Jakarta, Aktual.com – Badan Koordinasi Penanaman Modal (BPKM) mengkritisi sikap kementerian lain yang justru banyak menerbitkan regulasi penghambat masuknya dana-dana investasi, terutama dari luar negeri atau penanaman modal asing (PMA).
Kondisi itu membuat pertumbuhan laju investasi khususnya untuk PMA di kuartal I-2017 relatif stagnan. Selain masalah fluktuasi, nilai tukar juga terhambat oleh adanya regulasi yang tak bersahabat.
“Dalam beberapa bulan ini, ada sebanyak 23 Permen (Peraturan Menteri) yang cenderung menyulitkan bisnis dan investasi. Padahal, Pak Presiden di Istana awal pekan lalu membahas secara serius. Bagi saya yang bagian dari pemerintah, deregulasi dan rasonalisasi perizinan itu penting sekali,” jelas Kepala BKPM, Thomas Lembong, di Jakarta, Rabu (26/4).
Menurut Lembong, masalah pertama PMA yang lajunya stagnan di Kuartal I-2017 ini karena masalah kurs atau nilai tukar. Rupiah sering melemah sehingga nominalnya jadi sedikit.
“Risiko yang utama adalah karena masih kendornya semangat deregulasi dan masih berkurangnya momentum reformasi ekonomi,” keluh dia.
Pihaknya mencatat, dalam tempo 4-5 bulan terakhir, di saat pemerintah pusat tengah gencar melakukan deregulasi, namun ternyata banyak lahir regulasi baru dan aturan perizinan baru.
“Bukannya mengurangi atau menyederhanakan regulasi, malah menambah regulasi yang menghambat investasi,” kritik Lembong.
Untuk itu, kata dia, perlu ada perhatian serius dan istimewa dari pemerintah agar semangat deregulasi tak lagi kontraproduktif.
“Masalah selanjutnya memang kondisi yang terjadi di negara asal.
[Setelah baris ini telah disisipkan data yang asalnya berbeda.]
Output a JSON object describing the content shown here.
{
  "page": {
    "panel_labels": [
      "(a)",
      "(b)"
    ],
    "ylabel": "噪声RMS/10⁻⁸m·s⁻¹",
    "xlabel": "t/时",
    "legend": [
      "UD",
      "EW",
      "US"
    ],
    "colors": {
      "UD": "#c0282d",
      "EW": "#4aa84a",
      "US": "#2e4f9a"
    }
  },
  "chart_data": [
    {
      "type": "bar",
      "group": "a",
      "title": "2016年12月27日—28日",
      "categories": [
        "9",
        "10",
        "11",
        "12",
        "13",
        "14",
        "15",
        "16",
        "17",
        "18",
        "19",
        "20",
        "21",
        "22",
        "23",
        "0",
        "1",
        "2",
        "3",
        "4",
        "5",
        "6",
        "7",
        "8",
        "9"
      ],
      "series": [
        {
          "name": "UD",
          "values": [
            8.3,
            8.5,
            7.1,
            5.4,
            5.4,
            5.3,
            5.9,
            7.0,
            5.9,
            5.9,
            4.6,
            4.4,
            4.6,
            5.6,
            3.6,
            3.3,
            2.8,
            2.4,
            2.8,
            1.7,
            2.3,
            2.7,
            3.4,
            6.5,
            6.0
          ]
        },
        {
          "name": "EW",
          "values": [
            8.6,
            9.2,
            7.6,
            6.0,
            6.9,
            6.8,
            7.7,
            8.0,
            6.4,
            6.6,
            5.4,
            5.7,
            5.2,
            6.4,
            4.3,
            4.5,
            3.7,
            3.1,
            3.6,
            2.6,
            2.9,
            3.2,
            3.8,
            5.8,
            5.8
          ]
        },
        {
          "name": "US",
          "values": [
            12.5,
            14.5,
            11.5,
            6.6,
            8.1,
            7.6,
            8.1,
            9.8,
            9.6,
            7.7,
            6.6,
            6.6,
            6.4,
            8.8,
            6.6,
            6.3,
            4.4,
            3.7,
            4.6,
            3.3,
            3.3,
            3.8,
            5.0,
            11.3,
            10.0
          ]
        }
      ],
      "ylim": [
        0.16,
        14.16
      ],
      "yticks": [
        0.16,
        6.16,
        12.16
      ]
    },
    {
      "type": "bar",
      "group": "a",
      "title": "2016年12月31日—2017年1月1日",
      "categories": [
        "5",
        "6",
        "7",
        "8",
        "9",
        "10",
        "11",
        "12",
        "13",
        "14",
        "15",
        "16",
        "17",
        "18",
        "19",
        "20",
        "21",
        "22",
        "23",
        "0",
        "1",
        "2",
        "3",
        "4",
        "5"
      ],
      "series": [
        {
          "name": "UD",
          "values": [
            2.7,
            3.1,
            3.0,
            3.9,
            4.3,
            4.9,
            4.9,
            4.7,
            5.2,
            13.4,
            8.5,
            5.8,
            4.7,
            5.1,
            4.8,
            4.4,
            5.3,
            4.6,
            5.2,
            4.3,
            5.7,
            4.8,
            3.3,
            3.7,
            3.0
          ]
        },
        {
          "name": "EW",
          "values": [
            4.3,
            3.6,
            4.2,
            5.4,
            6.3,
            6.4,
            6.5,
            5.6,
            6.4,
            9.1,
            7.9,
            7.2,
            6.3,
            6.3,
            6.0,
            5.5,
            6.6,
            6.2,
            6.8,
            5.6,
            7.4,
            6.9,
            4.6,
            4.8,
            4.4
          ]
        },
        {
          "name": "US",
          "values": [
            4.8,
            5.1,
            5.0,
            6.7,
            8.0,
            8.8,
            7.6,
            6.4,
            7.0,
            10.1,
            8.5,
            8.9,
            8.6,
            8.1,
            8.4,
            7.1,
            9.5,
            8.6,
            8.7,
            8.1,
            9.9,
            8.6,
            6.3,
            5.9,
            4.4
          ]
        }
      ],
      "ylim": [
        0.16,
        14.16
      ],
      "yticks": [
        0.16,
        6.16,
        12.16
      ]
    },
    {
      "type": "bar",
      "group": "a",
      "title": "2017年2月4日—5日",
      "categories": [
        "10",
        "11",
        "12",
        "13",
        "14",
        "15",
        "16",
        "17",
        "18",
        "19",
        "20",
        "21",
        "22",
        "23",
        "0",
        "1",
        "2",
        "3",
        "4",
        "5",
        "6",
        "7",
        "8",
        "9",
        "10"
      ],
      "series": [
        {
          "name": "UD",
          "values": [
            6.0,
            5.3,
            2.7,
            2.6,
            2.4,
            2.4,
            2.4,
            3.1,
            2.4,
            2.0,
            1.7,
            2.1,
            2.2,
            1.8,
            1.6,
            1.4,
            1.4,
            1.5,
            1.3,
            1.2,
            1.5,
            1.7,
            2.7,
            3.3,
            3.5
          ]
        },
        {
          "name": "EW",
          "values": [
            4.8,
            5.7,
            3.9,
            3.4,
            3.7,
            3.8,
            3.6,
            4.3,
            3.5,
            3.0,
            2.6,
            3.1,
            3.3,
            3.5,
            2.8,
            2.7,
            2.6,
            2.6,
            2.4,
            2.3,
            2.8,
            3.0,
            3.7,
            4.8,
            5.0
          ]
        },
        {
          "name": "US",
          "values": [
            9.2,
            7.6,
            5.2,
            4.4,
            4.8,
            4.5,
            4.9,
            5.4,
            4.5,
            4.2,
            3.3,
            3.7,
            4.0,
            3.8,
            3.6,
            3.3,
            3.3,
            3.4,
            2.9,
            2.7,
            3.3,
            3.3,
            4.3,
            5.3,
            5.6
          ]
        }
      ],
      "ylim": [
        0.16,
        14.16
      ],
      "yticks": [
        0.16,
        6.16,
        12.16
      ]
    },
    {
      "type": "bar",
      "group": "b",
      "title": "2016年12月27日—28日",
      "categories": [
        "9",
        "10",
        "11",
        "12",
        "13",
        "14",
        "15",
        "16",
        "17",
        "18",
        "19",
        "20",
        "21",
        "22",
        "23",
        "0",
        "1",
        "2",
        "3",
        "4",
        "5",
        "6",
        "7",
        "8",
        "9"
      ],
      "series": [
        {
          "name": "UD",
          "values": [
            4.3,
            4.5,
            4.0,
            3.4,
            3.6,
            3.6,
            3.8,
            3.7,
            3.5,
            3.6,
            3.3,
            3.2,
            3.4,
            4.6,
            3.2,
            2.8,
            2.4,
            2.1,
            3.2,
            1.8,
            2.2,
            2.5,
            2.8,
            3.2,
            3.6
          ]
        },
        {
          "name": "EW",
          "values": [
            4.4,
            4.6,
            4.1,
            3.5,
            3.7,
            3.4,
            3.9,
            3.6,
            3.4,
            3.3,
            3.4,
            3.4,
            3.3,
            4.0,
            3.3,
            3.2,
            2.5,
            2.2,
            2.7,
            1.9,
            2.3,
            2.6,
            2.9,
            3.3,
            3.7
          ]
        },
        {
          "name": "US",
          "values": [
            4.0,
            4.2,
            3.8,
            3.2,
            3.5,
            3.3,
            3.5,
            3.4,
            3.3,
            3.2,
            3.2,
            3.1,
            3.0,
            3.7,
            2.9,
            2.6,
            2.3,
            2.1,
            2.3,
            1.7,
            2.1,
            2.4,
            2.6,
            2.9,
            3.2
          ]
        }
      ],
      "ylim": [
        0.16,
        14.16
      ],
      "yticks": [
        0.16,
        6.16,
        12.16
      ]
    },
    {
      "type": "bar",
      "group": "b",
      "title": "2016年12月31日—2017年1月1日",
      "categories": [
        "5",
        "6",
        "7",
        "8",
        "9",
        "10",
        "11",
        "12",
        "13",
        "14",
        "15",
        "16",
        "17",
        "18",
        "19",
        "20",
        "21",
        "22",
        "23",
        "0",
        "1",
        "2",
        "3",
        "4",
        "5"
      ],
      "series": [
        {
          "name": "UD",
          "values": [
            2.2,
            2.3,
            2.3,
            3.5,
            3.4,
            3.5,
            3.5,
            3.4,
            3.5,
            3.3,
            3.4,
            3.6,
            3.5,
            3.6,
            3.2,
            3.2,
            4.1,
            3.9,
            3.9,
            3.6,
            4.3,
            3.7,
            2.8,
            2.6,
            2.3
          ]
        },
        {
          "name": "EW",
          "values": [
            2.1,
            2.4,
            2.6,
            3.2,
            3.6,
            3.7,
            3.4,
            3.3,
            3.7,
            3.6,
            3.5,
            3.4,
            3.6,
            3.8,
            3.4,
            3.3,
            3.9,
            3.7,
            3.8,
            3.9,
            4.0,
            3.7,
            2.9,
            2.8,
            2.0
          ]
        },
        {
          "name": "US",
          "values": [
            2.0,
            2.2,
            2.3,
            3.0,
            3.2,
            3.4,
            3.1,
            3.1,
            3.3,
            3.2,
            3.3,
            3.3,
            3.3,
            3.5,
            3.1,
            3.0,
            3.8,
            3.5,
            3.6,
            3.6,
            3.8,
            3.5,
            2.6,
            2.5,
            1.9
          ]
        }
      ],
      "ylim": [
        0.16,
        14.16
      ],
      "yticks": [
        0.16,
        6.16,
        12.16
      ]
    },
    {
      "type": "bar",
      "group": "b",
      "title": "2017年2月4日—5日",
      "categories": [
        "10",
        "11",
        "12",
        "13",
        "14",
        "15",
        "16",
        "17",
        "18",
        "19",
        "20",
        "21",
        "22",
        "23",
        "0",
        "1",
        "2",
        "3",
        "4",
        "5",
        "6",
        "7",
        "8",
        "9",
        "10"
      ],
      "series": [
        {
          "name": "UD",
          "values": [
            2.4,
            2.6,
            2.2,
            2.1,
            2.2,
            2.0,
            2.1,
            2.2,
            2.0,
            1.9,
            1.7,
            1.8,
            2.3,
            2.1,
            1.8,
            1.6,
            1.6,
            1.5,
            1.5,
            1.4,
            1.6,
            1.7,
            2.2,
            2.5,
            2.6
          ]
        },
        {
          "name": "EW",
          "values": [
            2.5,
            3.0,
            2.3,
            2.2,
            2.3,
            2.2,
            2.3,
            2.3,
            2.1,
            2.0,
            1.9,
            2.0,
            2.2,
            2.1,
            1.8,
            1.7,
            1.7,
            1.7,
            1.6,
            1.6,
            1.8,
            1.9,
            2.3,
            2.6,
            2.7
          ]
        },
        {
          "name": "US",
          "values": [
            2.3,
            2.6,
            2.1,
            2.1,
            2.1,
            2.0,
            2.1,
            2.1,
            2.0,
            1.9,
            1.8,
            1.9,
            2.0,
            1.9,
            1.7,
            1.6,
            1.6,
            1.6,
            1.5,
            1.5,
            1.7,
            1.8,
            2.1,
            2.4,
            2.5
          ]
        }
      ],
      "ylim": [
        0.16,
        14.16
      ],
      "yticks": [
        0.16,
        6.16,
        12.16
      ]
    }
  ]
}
Beberapa negara yang menurunkan investasinya. Tapi khsusus untuk China kami mencatat pertumbuhannya kian tinggi. Tapi sayangnya karena masalah regulasi yang menghambat kita masih kalah dari negara tetangga (untuk menarik investor China),” tandas dia.
Jika dilihat dari negara asal, dalam lima besar investasi dari Singapura masih yang tertinggi mencapai US$ 2,1 miliar atau 28,2 persen. Kemudian Jepang (US$ 1,4 miliar atau 19,2 persen), China dan Amerika Serikat yang sama-sama mencapai US$ 600 juta atau 8,2 persen, dan Korea Selatan (USD400 juta atau 5,8 persen).